Jefferson, America's third president (1801-09), is widely regarded as the White House's most intellectually gifted occupant. He believed that "banking institutions are more dangerous to our liberties than standing armies", and that "the principle of spending money to be paid by posterity … is but swindling futurity on a large scale."
If Congress approves the Treasury Secretary's $700 billion bail-out of dysfunctional banks, it would be hard to invent a better example of what Jefferson foresaw: authorised "swindling". Tomorrow's Americans and those who come after them will pay and pay for the grotesque excesses and self-indulgence of today's flim-flam merchants.
As Jefferson put it: "If we run into such debt, as we must be taxed in our meat and in our drink, in our necessaries and our comforts … [we will have] no means of calling our mis-managers to account but be glad to obtain subsistence by hiring ourselves to rivet their chains on the necks of our fellow sufferers."

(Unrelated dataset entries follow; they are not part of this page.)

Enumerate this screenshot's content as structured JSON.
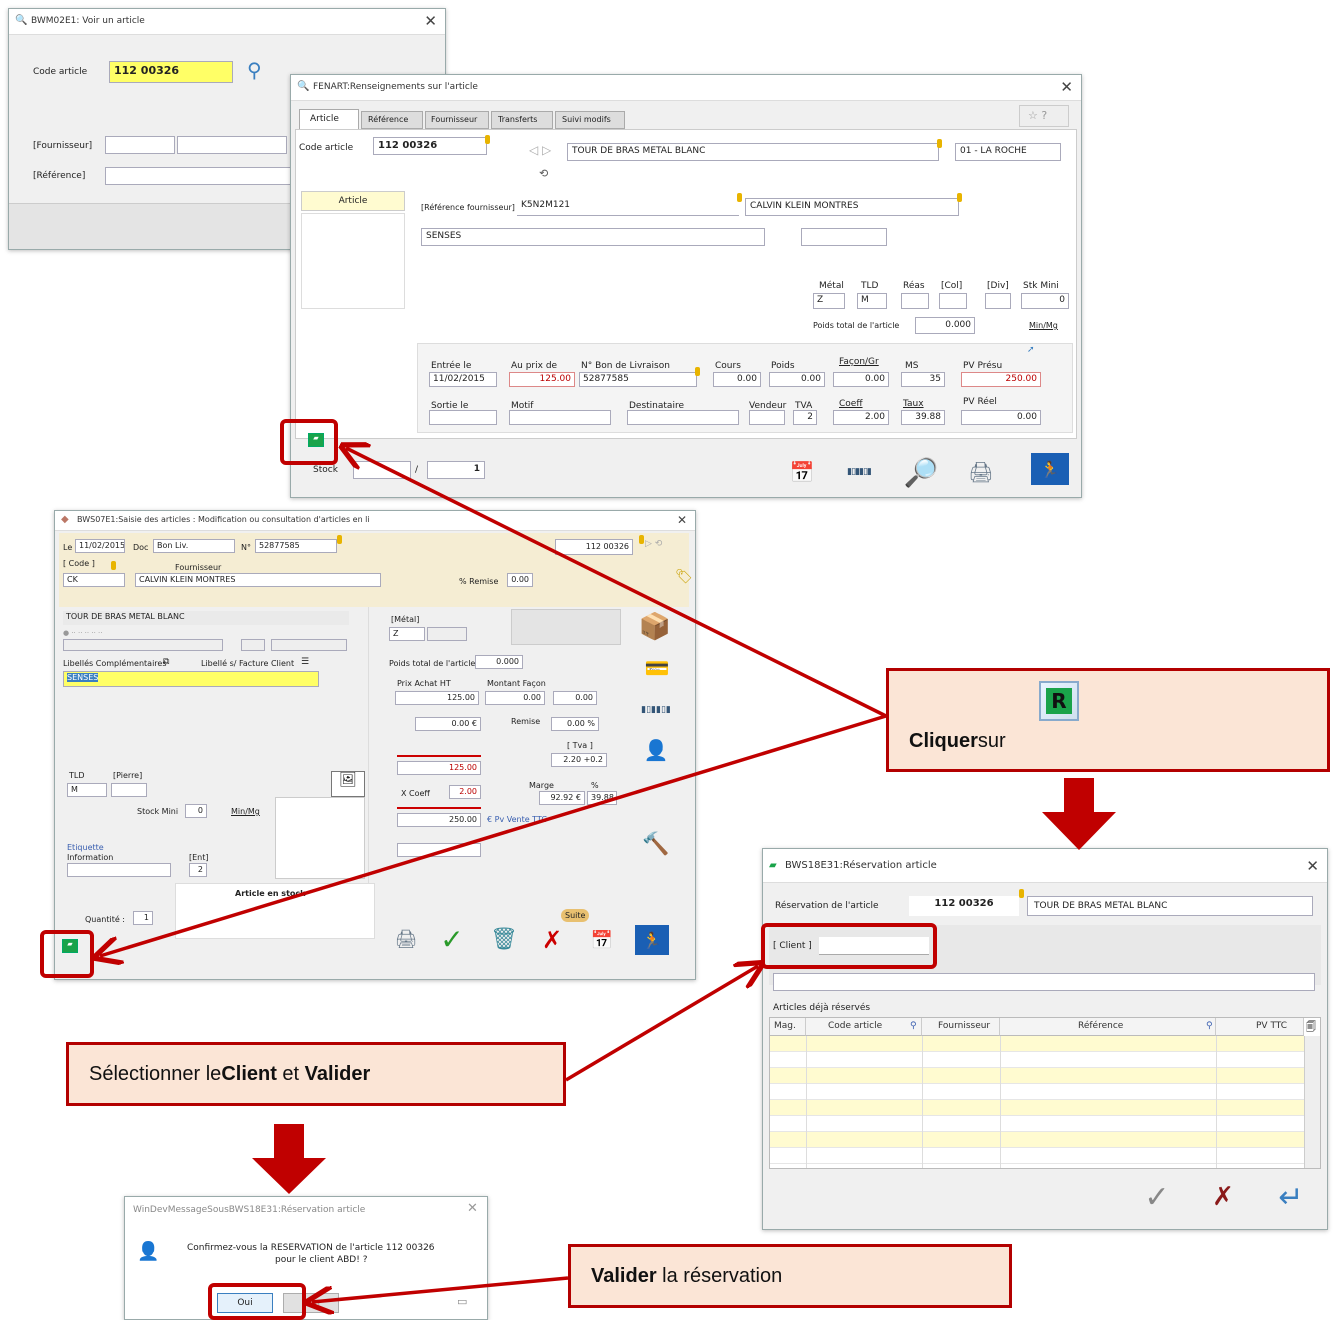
{
  "win1": {
    "title": "BWM02E1: Voir un article",
    "code_label": "Code article",
    "code_value": "112 00326",
    "four_label": "[Fournisseur]",
    "ref_label": "[Référence]"
  },
  "win2": {
    "title": "FENART:Renseignements sur l'article",
    "tabs": [
      "Article",
      "Référence",
      "Fournisseur",
      "Transferts",
      "Suivi modifs"
    ],
    "code_label": "Code article",
    "code_value": "112 00326",
    "designation": "TOUR DE BRAS METAL BLANC",
    "magasin": "01 - LA ROCHE",
    "side_btn": "Article",
    "ref_four_label": "[Référence fournisseur]",
    "ref_four_value": "K5N2M121",
    "fournisseur": "CALVIN KLEIN MONTRES",
    "collection": "SENSES",
    "metal_label": "Métal",
    "metal_value": "Z",
    "tld_label": "TLD",
    "tld_value": "M",
    "reas_label": "Réas",
    "col_label": "[Col]",
    "div_label": "[Div]",
    "stkmini_label": "Stk Mini",
    "stkmini_value": "0",
    "poids_label": "Poids total de l'article",
    "poids_value": "0.000",
    "minmg": "Min/Mg",
    "entree_label": "Entrée le",
    "entree_value": "11/02/2015",
    "auprix_label": "Au prix de",
    "auprix_value": "125.00",
    "bon_label": "N° Bon de Livraison",
    "bon_value": "52877585",
    "cours_label": "Cours",
    "cours_value": "0.00",
    "poidsb_label": "Poids",
    "poidsb_value": "0.00",
    "facon_label": "Façon/Gr",
    "facon_value": "0.00",
    "ms_label": "MS",
    "ms_value": "35",
    "pvpresu_label": "PV Présu",
    "pvpresu_value": "250.00",
    "sortie_label": "Sortie le",
    "motif_label": "Motif",
    "dest_label": "Destinataire",
    "vendeur_label": "Vendeur",
    "tva_label": "TVA",
    "tva_value": "2",
    "coeff_label": "Coeff",
    "coeff_value": "2.00",
    "taux_label": "Taux",
    "taux_value": "39.88",
    "pvreel_label": "PV Réel",
    "pvreel_value": "0.00",
    "stock_label": "Stock",
    "stock_sep": "/",
    "stock_value": "1"
  },
  "win3": {
    "title": "BWS07E1:Saisie des articles : Modification ou consultation d'articles en li",
    "le_label": "Le",
    "le_value": "11/02/2015",
    "doc_label": "Doc",
    "doc_value": "Bon Liv.",
    "num_label": "N°",
    "num_value": "52877585",
    "code_value": "112 00326",
    "code_hdr": "[ Code ]",
    "four_hdr": "Fournisseur",
    "code_short": "CK",
    "four_value": "CALVIN KLEIN MONTRES",
    "remise_label": "% Remise",
    "remise_value": "0.00",
    "designation": "TOUR DE BRAS METAL BLANC",
    "libcomp_label": "Libellés Complémentaires",
    "libfact_label": "Libellé s/ Facture Client",
    "libcomp_value": "SENSES",
    "metal_label": "[Métal]",
    "metal_value": "Z",
    "poids_label": "Poids total de l'article",
    "poids_value": "0.000",
    "prixachat_label": "Prix Achat HT",
    "prixachat_value": "125.00",
    "montfacon_label": "Montant Façon",
    "montfacon_value": "0.00",
    "eur_value": "0.00",
    "remval": "0.00 €",
    "remise2_label": "Remise",
    "remise2_value": "0.00 %",
    "tva_hdr": "[ Tva ]",
    "tva_value": "2.20 +0.2",
    "v125": "125.00",
    "coeff_label": "X Coeff",
    "coeff_value": "2.00",
    "marge_label": "Marge",
    "pct": "%",
    "marge_value": "92.92 €",
    "marge_pct": "39.88",
    "pv_value": "250.00",
    "pv_label": "€ Pv Vente TTC",
    "tld_label": "TLD",
    "tld_value": "M",
    "pierre_label": "[Pierre]",
    "stockmin_label": "Stock Mini",
    "stockmin_value": "0",
    "minmg": "Min/Mg",
    "etiquette_label": "Etiquette",
    "info_label": "Information",
    "ent_label": "[Ent]",
    "ent_value": "2",
    "quantite_label": "Quantité :",
    "quantite_value": "1",
    "stock_text": "Article en stock",
    "suite": "Suite"
  },
  "win4": {
    "title": "BWS18E31:Réservation article",
    "resa_label": "Réservation de l'article",
    "code_value": "112 00326",
    "designation": "TOUR DE BRAS METAL BLANC",
    "client_label": "[ Client ]",
    "deja_label": "Articles déjà réservés",
    "columns": [
      "Mag.",
      "Code article",
      "Fournisseur",
      "Référence",
      "PV TTC"
    ]
  },
  "win5": {
    "title": "WinDevMessageSousBWS18E31:Réservation article",
    "line1": "Confirmez-vous la RESERVATION de l'article 112 00326",
    "line2": "pour le client ABD! ?",
    "ok": "Oui",
    "no": "Non"
  },
  "callouts": {
    "cliquer_bold": "Cliquer",
    "cliquer_rest": " sur",
    "selectionner_pre": "Sélectionner le ",
    "client": "Client",
    "et": " et ",
    "valider": "Valider",
    "valider_rest": " la réservation"
  },
  "colors": {
    "accent": "#c00000",
    "callout_bg": "#fbe5d6",
    "highlight_yellow": "#ffff66"
  }
}
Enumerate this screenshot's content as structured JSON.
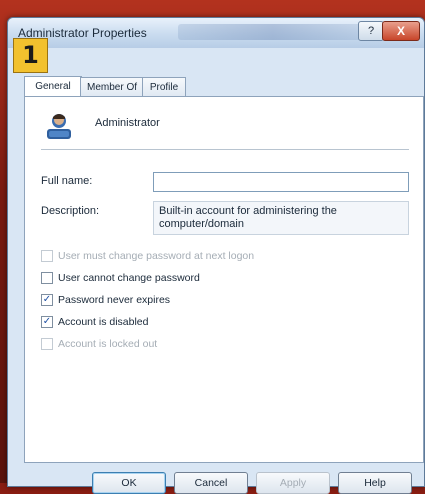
{
  "window": {
    "title": "Administrator Properties",
    "help_label": "?",
    "close_label": "X"
  },
  "step_badge": "1",
  "tabs": [
    {
      "label": "General",
      "active": true
    },
    {
      "label": "Member Of",
      "active": false
    },
    {
      "label": "Profile",
      "active": false
    }
  ],
  "user": {
    "name": "Administrator",
    "icon": "user-icon"
  },
  "fields": {
    "full_name_label": "Full name:",
    "full_name_value": "",
    "description_label": "Description:",
    "description_value": "Built-in account for administering the computer/domain"
  },
  "checkboxes": [
    {
      "label": "User must change password at next logon",
      "checked": false,
      "enabled": false
    },
    {
      "label": "User cannot change password",
      "checked": false,
      "enabled": true
    },
    {
      "label": "Password never expires",
      "checked": true,
      "enabled": true
    },
    {
      "label": "Account is disabled",
      "checked": true,
      "enabled": true
    },
    {
      "label": "Account is locked out",
      "checked": false,
      "enabled": false
    }
  ],
  "buttons": {
    "ok": "OK",
    "cancel": "Cancel",
    "apply": "Apply",
    "help": "Help"
  },
  "colors": {
    "accent_badge": "#f2c12e",
    "check_mark": "#1e4fa3",
    "background": "#8a1d12"
  }
}
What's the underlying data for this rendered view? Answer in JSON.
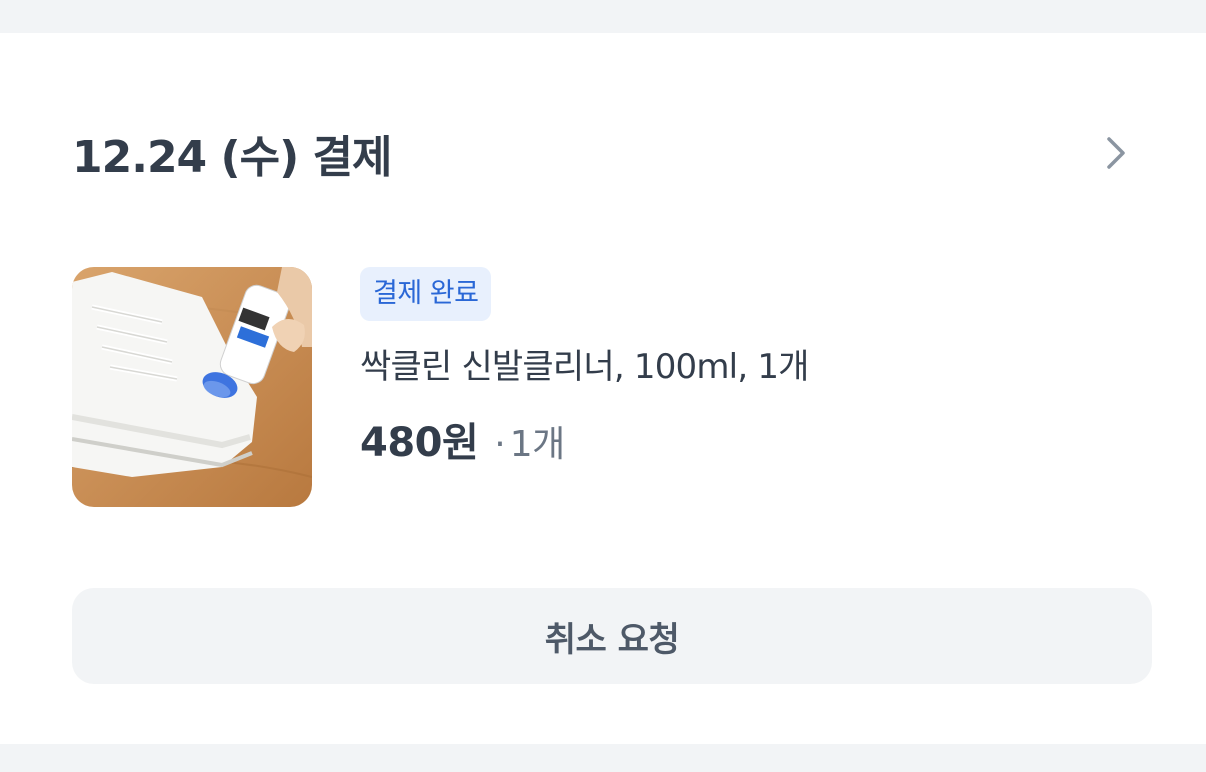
{
  "order": {
    "date_label": "12.24 (수) 결제",
    "detail_icon": "chevron-right-icon",
    "item": {
      "thumbnail": "product-thumbnail",
      "status_badge": "결제 완료",
      "name": "싹클린 신발클리너, 100ml, 1개",
      "price": "480원",
      "quantity_separator": "·",
      "quantity": "1개"
    },
    "cancel_label": "취소 요청"
  },
  "colors": {
    "page_background": "#f2f4f6",
    "card_background": "#ffffff",
    "badge_background": "#e8f0fd",
    "badge_text": "#2a67d6",
    "primary_text": "#333d4b",
    "secondary_text": "#6b7684",
    "button_background": "#f2f4f6",
    "chevron": "#8b95a1"
  }
}
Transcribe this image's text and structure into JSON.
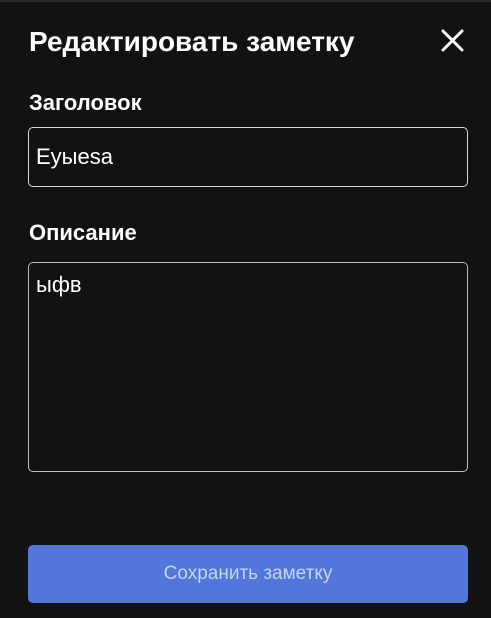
{
  "modal": {
    "title": "Редактировать заметку",
    "close_icon": "close-icon"
  },
  "form": {
    "title_label": "Заголовок",
    "title_value": "Eyыesa",
    "description_label": "Описание",
    "description_value": "ыфв",
    "save_label": "Сохранить заметку"
  },
  "colors": {
    "background": "#121212",
    "accent": "#5077d9",
    "button_text": "#c7d5f3",
    "text": "#ffffff",
    "border": "#d9d9d9"
  }
}
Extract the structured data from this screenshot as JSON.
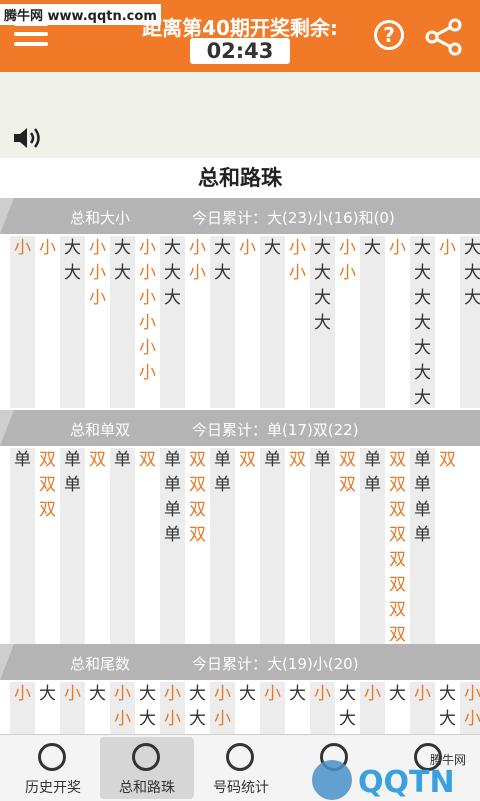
{
  "watermark_top": "腾牛网 www.qqtn.com",
  "header": {
    "title": "距离第40期开奖剩余:",
    "timer": "02:43"
  },
  "page_title": "总和路珠",
  "sections": [
    {
      "name": "总和大小",
      "stat": "今日累计：大(23)小(16)和(0)",
      "columns": [
        [
          "小"
        ],
        [
          "小"
        ],
        [
          "大",
          "大"
        ],
        [
          "小",
          "小",
          "小"
        ],
        [
          "大",
          "大"
        ],
        [
          "小",
          "小",
          "小",
          "小",
          "小",
          "小"
        ],
        [
          "大",
          "大",
          "大"
        ],
        [
          "小",
          "小"
        ],
        [
          "大",
          "大"
        ],
        [
          "小"
        ],
        [
          "大"
        ],
        [
          "小",
          "小"
        ],
        [
          "大",
          "大",
          "大",
          "大"
        ],
        [
          "小",
          "小"
        ],
        [
          "大"
        ],
        [
          "小"
        ],
        [
          "大",
          "大",
          "大",
          "大",
          "大",
          "大",
          "大"
        ],
        [
          "小"
        ],
        [
          "大",
          "大",
          "大"
        ]
      ]
    },
    {
      "name": "总和单双",
      "stat": "今日累计：单(17)双(22)",
      "columns": [
        [
          "单"
        ],
        [
          "双",
          "双",
          "双"
        ],
        [
          "单",
          "单"
        ],
        [
          "双"
        ],
        [
          "单"
        ],
        [
          "双"
        ],
        [
          "单",
          "单",
          "单",
          "单"
        ],
        [
          "双",
          "双",
          "双",
          "双"
        ],
        [
          "单",
          "单"
        ],
        [
          "双"
        ],
        [
          "单"
        ],
        [
          "双"
        ],
        [
          "单"
        ],
        [
          "双",
          "双"
        ],
        [
          "单",
          "单"
        ],
        [
          "双",
          "双",
          "双",
          "双",
          "双",
          "双",
          "双",
          "双"
        ],
        [
          "单",
          "单",
          "单",
          "单"
        ],
        [
          "双"
        ]
      ]
    },
    {
      "name": "总和尾数",
      "stat": "今日累计：大(19)小(20)",
      "columns": [
        [
          "小"
        ],
        [
          "大"
        ],
        [
          "小"
        ],
        [
          "大"
        ],
        [
          "小",
          "小"
        ],
        [
          "大",
          "大"
        ],
        [
          "小",
          "小"
        ],
        [
          "大",
          "大"
        ],
        [
          "小",
          "小"
        ],
        [
          "大"
        ],
        [
          "小"
        ],
        [
          "大"
        ],
        [
          "小"
        ],
        [
          "大",
          "大"
        ],
        [
          "小"
        ],
        [
          "大"
        ],
        [
          "小"
        ],
        [
          "大",
          "大"
        ],
        [
          "小",
          "小"
        ]
      ]
    }
  ],
  "tabs": [
    {
      "label": "历史开奖",
      "icon": "list-icon"
    },
    {
      "label": "总和路珠",
      "icon": "sum-icon"
    },
    {
      "label": "号码统计",
      "icon": "pie-chart-icon"
    },
    {
      "label": "",
      "icon": "tab-icon-4"
    },
    {
      "label": "",
      "icon": "tab-icon-5"
    }
  ],
  "watermark_bottom": {
    "logo": "QQTN",
    "site": "腾牛网"
  },
  "colors": {
    "accent": "#f07a28",
    "big": "#333333",
    "small": "#e67a2a",
    "header_gray": "#b4b4b4"
  }
}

The current financial crisis is not only economically unpleasant, it is politically dangerous. Jefferson recognised as much, and the history of the twentieth century tells us the same. Political instability goes hand in hand with financial crisis on the scale that we are currently experiencing. If the global financial system is not saved from collapse, with what shall we replace it? And what will be the consequences for freedom and democracy? We must hope that wise heads prevail and that we do not have to find out.